October 23, 2020 — Peter Nichol published new research that explains how to assess project management capabilities using demonstrated competencies.
Leading a new team it’s exciting. Unfortunately, rarely are the teams we inherit high-performing teams.
Taking accountability for a low-performing project management team is stressful. Your peers know the team isn’t performing well. Your business partners give signs that help isn’t welcomed. It’s a tough spot to be in, especially when you just joined a new company.
You know in your gut things are going south. Risks are being escalated. Projects are overspending. Post-production operations don’t exist. It appears that everything is falling apart at the same time. Your experience tells you that just attempting to put out all the fires will never be a sustainable plan.
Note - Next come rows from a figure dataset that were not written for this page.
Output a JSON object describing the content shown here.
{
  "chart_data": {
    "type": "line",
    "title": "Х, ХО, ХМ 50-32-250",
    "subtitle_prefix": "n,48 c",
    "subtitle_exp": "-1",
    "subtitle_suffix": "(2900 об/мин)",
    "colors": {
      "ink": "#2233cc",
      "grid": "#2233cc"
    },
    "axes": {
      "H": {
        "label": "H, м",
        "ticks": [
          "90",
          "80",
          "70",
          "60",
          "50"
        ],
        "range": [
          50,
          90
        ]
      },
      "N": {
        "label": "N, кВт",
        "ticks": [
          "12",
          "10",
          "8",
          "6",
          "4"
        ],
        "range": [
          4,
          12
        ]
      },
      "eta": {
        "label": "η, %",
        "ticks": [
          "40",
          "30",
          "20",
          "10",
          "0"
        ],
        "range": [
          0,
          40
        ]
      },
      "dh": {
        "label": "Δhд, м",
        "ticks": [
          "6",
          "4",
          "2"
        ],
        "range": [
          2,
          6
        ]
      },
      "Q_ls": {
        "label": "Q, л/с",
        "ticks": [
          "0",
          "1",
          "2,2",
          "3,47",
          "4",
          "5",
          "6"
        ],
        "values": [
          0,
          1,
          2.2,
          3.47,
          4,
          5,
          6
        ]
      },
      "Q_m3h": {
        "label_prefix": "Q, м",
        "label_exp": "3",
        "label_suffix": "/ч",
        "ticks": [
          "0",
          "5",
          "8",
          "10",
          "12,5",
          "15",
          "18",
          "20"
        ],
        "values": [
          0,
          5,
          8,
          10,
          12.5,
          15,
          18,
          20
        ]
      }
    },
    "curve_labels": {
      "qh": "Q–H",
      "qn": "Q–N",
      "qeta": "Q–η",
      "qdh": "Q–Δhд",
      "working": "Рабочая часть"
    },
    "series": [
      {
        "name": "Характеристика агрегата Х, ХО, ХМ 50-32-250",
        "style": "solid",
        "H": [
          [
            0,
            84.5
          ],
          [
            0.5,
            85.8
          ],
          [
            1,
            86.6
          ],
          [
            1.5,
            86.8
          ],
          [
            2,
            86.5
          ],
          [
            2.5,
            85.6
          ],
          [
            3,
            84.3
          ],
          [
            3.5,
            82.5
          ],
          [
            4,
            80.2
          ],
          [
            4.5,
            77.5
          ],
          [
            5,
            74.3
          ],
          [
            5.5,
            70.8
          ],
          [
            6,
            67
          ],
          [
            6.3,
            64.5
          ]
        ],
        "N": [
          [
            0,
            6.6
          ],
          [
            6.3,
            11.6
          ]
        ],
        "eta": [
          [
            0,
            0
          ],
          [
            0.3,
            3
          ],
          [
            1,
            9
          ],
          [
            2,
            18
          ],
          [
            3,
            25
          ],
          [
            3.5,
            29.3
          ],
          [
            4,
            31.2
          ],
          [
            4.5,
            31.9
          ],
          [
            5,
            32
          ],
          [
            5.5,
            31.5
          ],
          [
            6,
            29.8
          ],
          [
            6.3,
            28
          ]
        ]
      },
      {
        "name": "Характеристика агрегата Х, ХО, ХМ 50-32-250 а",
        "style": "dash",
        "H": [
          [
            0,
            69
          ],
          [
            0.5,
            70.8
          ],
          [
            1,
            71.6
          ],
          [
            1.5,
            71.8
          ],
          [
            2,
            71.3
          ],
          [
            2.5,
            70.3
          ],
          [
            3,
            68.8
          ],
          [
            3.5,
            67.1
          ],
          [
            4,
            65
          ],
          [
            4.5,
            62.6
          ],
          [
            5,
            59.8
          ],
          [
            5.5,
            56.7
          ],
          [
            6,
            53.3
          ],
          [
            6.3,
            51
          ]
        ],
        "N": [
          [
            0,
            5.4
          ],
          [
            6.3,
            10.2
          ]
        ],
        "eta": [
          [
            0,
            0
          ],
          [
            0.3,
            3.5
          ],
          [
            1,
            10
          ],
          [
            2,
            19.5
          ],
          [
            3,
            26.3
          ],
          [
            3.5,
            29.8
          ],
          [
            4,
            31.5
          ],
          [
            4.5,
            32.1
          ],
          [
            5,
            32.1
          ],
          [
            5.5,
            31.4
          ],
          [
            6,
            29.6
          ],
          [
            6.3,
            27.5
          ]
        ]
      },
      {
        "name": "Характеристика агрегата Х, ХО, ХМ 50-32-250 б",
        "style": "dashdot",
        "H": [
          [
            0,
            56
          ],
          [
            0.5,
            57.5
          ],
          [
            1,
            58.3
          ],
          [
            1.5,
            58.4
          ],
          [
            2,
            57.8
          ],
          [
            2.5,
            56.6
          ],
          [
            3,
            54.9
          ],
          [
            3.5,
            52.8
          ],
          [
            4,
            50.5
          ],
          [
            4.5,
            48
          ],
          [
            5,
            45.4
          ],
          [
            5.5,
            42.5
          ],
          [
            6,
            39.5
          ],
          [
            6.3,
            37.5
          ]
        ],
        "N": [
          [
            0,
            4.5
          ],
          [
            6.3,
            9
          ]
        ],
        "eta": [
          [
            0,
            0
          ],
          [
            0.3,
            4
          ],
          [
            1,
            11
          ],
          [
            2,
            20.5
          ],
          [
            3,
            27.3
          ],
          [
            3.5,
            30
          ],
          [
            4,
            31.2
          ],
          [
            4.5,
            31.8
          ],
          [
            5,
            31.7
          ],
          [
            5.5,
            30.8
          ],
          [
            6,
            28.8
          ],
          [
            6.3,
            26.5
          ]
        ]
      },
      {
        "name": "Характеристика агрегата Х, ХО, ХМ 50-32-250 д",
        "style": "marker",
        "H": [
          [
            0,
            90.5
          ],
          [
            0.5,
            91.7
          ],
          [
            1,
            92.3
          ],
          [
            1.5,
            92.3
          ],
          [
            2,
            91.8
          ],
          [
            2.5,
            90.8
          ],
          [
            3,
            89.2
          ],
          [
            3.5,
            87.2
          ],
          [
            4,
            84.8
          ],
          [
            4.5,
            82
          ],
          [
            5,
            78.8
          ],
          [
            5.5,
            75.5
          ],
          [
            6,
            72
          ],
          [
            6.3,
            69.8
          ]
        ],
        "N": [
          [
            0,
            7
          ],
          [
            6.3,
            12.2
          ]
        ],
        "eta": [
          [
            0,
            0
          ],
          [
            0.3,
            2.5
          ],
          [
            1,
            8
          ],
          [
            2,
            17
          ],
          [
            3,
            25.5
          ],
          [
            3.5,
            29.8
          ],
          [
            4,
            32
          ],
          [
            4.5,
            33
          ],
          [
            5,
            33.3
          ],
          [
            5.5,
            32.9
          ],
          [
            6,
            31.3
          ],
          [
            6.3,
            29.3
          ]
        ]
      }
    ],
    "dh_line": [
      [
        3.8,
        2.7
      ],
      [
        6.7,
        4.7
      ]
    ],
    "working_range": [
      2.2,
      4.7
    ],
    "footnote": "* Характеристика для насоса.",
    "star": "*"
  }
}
Where do you start? You start with a demonstrated competency model.
Peter’s research takes into account his 19-years of portfolio, program, and project management experience leading teams at Fortune 100 companies. The research outlines a detailed process to systematically improve the project management capabilities of a team using quantified results. This paper is written for CxOs, VPs, and portfolio executives that are accountable for demonstrating measured project management capability improvements for their organization.
Abstract
Abstract — This paper aims to present a practitioner approach to assessing project- and program-management capabilities across individuals, teams, and organizations. Executives must deliver value to business partners to stay relevant, engaged, and employed. Often, the value created doesn’t equate to the net organizational investment. This situation creates challenges for the entire organization. Value isn’t generated at a rate that sustains demand. When delivery is impacted, the expected project and initiative results aren’t achieved, and value isn’t realized. Many leaders blame individuals, focusing on the loudest but not necessarily the most critical areas. By applying a systematic approach to assess the management of an individual project or program, capabilities, the deficiencies within the team become self-evident. As a result, fixing the problem becomes quite straightforward. This paper will explain the method, approach, and technique to analyze and assess a team for demonstrated competency. Executive leaders will have a blueprint of what’s required to effectively assess individuals, teams, and organizational capabilities to align with future business demands.
What will you learn?
- How to assess a team where everything seems to be going wrong.
- The steps required to establish a quantified approach to measuring and reporting on project management capabilities.
- How to roll up team strengths and deficiencies into executive-level visualizations and reports.